Israel's COVID pandemic ending, cyber pandemic worsening - cyber chief

By 2030, the world could lose up to $4 trillion to hackers, according to FireEye CEO John Watters.

A hacker is being depicted in this illustrative photo  (photo credit: Courtesy)
A hacker is being depicted in this illustrative photo
(photo credit: Courtesy)
Israel National Cyber Directorate (INCD) chief Yigal Unna, speaking as part of a joint virtual conference with the Organization for Economic Co-operation and Development (OECD), said that “Israel got out of the biological pandemic, but we will not get out of the cyber pandemic, it is just getting worse.”
Unna stressed that “we need to get stronger and work together… you cannot do it by yourself, not a single agency and certainly not a single country… only in community can you achieve cybersecurity.”
The INCD director stated that “cyber is not about computers, it is about people… we need to get into their malicious minds [of the hackers] and to be a few steps ahead of them.”
Unna made special mention of the UAE’s involvement in last week’s conference, though it is not a member of the OECD, calling it a strong friend and ally of Israel’s in the cyber and other arenas since the Abraham Accords last August.
OECD Secretary-General Mathias Cormann launched the conference, noting that while the digital acceleration of the past year presents exciting opportunities, there are also great challenges and risks involved, especially regarding cyberdefense and privacy rights.
Cormann stated that better ways of managing these challenges must be found, and emphasized the importance of cooperation in the field of cyberdefense.
Too often, responses to attacks remain local, although the attacks are of global nature, said Cormann.
He added that the more countries cooperate with one another, the more they can achieve a form of cyber immunity.
The OECD is an elite 38-country group that promotes economic progress and world trade.
Foreign Ministry Director-General Alon Ushpiz said, “Israel attaches great importance to its good cooperation with the OECD. As a member state that celebrated its 10th anniversary last year, Israel highly appreciates the joint activities with the organization, especially in areas where Israel stands at the global forefront, such as cybersecurity.”

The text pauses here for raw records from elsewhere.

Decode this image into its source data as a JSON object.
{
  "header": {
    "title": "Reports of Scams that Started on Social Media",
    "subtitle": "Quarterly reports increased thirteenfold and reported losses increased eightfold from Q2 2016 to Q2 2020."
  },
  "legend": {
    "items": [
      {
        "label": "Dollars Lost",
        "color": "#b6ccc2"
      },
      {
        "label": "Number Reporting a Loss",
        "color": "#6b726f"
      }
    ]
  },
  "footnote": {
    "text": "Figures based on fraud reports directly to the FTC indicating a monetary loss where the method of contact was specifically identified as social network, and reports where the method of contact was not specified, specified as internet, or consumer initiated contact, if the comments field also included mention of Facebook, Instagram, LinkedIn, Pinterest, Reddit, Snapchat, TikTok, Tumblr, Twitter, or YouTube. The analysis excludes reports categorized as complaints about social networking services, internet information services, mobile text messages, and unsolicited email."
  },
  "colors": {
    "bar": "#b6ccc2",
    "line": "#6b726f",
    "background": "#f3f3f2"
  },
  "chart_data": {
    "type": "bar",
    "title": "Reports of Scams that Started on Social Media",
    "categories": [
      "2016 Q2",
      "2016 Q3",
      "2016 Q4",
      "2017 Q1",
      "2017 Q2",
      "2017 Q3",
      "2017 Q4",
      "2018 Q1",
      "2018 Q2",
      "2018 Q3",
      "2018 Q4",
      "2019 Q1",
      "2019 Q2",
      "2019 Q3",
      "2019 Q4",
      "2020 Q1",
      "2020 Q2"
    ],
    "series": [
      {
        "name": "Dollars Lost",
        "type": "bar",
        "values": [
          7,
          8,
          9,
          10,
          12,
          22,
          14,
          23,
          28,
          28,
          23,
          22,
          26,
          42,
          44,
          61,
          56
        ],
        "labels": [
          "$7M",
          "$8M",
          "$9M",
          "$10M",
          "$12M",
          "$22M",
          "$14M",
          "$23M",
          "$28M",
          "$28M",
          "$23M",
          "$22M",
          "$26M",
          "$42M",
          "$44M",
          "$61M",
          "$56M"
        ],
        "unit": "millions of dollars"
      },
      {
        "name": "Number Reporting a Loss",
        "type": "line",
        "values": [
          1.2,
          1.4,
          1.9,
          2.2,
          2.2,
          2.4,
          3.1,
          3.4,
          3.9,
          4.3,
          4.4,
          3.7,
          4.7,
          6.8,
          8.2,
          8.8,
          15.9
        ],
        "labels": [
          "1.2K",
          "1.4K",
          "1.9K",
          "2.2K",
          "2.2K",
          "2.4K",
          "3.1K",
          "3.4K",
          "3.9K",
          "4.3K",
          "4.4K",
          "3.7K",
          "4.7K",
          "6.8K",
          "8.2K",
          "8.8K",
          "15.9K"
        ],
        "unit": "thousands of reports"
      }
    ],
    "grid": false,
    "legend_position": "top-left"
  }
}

“The corona crisis has demonstrated the crucial role digital security plays in ensuring the good delivery of public services, and how vulnerable these can become without the proper protection. A dire need is the mother of adaptation and innovation,” the Foreign Ministry director-general stated.
Ushpiz expressed Israel’s strong commitment to maintaining its digital infrastructure so that medical and other critical fields remain safe from the constant cyberattacks they already face.

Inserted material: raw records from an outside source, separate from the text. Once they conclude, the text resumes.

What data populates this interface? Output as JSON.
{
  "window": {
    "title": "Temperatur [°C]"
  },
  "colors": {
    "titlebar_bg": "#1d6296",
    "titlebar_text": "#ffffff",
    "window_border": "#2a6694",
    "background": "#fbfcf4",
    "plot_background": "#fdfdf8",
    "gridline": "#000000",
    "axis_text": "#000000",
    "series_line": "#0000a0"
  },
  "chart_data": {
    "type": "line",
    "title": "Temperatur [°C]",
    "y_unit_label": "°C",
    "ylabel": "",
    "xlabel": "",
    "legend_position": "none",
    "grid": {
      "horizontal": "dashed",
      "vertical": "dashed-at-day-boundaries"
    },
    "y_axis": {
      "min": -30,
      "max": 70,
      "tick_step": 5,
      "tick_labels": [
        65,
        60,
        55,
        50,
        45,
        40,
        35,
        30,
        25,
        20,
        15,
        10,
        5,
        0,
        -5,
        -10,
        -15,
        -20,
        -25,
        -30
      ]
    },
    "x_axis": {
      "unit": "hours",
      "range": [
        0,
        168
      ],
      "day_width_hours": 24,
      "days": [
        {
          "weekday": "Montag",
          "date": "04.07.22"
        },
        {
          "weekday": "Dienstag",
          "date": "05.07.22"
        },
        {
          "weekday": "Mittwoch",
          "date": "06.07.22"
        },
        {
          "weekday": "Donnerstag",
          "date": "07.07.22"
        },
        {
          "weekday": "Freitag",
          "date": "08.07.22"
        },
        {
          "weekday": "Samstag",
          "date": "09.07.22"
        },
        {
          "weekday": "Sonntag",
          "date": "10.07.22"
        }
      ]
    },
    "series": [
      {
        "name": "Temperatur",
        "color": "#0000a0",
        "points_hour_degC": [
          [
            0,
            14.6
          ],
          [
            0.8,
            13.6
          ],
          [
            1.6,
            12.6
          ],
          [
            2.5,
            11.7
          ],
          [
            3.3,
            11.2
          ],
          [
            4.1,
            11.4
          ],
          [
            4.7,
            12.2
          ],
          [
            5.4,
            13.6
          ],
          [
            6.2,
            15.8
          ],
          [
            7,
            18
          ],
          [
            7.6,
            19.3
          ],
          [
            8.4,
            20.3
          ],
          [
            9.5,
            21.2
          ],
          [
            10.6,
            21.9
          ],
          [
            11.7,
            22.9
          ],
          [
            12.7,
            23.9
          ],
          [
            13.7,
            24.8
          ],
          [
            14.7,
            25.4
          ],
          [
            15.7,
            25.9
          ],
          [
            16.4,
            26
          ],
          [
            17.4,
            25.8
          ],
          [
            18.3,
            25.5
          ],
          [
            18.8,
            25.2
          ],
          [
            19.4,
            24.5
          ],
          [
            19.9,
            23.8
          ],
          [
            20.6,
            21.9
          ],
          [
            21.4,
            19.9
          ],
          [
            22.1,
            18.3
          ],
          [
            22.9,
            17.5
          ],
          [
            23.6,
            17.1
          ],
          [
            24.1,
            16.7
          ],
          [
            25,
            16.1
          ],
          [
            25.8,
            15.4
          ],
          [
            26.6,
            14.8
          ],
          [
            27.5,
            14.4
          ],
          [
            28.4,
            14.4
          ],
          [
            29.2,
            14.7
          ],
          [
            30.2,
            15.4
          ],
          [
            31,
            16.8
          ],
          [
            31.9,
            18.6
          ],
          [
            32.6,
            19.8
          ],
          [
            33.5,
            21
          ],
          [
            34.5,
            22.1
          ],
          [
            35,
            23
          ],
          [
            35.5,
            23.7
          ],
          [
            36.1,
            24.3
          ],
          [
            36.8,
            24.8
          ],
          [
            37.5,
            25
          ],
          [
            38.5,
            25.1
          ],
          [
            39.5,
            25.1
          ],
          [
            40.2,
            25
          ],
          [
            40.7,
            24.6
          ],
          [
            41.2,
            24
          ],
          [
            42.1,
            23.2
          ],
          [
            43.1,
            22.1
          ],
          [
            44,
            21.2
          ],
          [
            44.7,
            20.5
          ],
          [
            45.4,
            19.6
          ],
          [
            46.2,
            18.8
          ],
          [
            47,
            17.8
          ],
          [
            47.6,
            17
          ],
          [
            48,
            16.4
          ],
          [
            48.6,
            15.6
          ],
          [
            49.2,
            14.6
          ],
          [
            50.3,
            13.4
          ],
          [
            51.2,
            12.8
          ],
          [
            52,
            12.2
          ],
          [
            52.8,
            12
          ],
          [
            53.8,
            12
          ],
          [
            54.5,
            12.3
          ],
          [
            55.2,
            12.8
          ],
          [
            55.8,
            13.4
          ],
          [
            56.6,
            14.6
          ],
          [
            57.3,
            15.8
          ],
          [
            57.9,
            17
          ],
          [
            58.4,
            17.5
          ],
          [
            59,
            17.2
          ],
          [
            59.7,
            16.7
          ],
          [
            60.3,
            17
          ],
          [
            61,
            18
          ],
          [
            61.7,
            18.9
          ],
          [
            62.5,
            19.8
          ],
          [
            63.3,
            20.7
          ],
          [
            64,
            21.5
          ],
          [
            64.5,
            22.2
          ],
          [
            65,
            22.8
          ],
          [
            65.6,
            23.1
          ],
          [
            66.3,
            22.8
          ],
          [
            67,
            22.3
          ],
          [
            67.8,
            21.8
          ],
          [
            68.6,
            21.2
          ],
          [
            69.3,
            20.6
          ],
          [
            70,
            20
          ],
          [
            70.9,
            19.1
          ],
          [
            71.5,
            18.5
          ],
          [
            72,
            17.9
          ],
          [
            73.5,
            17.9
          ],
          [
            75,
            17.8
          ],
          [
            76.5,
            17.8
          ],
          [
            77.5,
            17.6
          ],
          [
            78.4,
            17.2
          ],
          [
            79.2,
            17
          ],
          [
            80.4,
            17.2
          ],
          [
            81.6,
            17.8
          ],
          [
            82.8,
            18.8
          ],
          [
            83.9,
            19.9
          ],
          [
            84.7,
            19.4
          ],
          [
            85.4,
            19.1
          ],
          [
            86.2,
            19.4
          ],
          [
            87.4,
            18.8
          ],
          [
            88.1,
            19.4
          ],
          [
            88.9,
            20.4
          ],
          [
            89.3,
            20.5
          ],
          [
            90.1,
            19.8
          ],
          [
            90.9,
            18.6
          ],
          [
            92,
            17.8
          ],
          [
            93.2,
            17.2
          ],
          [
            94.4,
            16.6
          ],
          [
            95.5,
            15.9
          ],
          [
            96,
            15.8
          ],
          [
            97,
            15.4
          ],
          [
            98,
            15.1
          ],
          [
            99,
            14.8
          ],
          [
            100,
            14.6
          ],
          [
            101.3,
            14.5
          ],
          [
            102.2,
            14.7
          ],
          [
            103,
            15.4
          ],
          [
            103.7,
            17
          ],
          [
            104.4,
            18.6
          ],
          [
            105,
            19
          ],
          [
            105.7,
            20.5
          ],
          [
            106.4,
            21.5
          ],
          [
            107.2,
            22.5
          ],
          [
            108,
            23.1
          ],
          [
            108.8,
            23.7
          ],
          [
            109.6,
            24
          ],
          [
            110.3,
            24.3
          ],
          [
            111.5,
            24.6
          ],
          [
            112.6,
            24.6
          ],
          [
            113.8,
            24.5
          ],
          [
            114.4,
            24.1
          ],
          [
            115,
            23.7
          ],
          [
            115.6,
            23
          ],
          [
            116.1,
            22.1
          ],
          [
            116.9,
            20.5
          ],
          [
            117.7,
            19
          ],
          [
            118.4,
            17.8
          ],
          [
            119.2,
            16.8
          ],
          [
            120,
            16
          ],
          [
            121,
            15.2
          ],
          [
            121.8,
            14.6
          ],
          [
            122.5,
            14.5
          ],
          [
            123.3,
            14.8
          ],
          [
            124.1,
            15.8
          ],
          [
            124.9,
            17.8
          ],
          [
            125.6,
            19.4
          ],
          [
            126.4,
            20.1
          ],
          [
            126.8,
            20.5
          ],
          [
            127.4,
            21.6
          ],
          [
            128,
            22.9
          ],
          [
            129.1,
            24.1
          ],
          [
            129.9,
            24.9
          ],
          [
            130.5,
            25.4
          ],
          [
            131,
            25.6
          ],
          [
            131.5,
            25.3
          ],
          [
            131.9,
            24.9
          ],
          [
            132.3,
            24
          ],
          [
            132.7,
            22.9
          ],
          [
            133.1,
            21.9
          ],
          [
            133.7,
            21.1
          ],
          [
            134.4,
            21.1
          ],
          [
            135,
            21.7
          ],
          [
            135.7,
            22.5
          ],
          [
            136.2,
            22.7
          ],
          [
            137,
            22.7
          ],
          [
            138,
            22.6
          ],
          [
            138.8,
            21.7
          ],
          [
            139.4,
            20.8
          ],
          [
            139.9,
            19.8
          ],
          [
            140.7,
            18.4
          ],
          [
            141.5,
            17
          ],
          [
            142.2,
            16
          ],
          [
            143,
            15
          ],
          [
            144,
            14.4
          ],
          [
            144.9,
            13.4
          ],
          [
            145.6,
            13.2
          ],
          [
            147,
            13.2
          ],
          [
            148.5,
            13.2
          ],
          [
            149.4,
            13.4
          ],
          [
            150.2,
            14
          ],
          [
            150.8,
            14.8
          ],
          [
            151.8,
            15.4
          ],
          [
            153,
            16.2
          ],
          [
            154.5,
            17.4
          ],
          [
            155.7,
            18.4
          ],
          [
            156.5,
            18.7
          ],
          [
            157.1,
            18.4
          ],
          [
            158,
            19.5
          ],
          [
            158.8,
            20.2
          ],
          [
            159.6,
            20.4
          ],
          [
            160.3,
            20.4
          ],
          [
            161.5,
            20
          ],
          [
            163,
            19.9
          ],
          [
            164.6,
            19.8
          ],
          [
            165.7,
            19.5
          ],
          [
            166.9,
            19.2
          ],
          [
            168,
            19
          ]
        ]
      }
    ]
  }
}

Also, he noted an Israeli initiative known as “the corona network” which is a “digital platform for sharing information between countries in the fight against the virus” developed by Israel Aerospace Industries, Elbit and the Health Ministry.
FireEye president John Watters warned that with the current growth rate of financial harm caused by cyberattacks, up to $4 trillion could be lost worldwide by 2030.
Following the hack of the US company SolarWinds, a major digital service provider for US government agencies and huge private companies, Watters suggested that, “risk should transmit up to the service provider… if you pay more for a more secure provider” there will be better cybersecurity and the service providers will grow more in the long term.
This is in contrast to the current culture of companies wanting to pay the least possible for cybersecurity which incentivizes digital service providers to also give less attention to the issue.
Watters explained that hackers were targeting service providers because they are an “economically attractive access point to a multitude of downstream opportunities… If you are successful with attacking that one entity, then you get to many entities,” who it provides services to.
CyberArk Chairman Udi Mokady said the biggest issue was with small companies who do not remotely understand the cyber threat and are just looking to “check a box” instead of taking ownership over the issue.
FireEye itself was the first hacked company which realized it and many others had been victims of the massive SolarWinds hack.
While some criticized FireEye for its own failure to block being hacked, many government agencies accredited it with catching the cyberattack, given that they did not.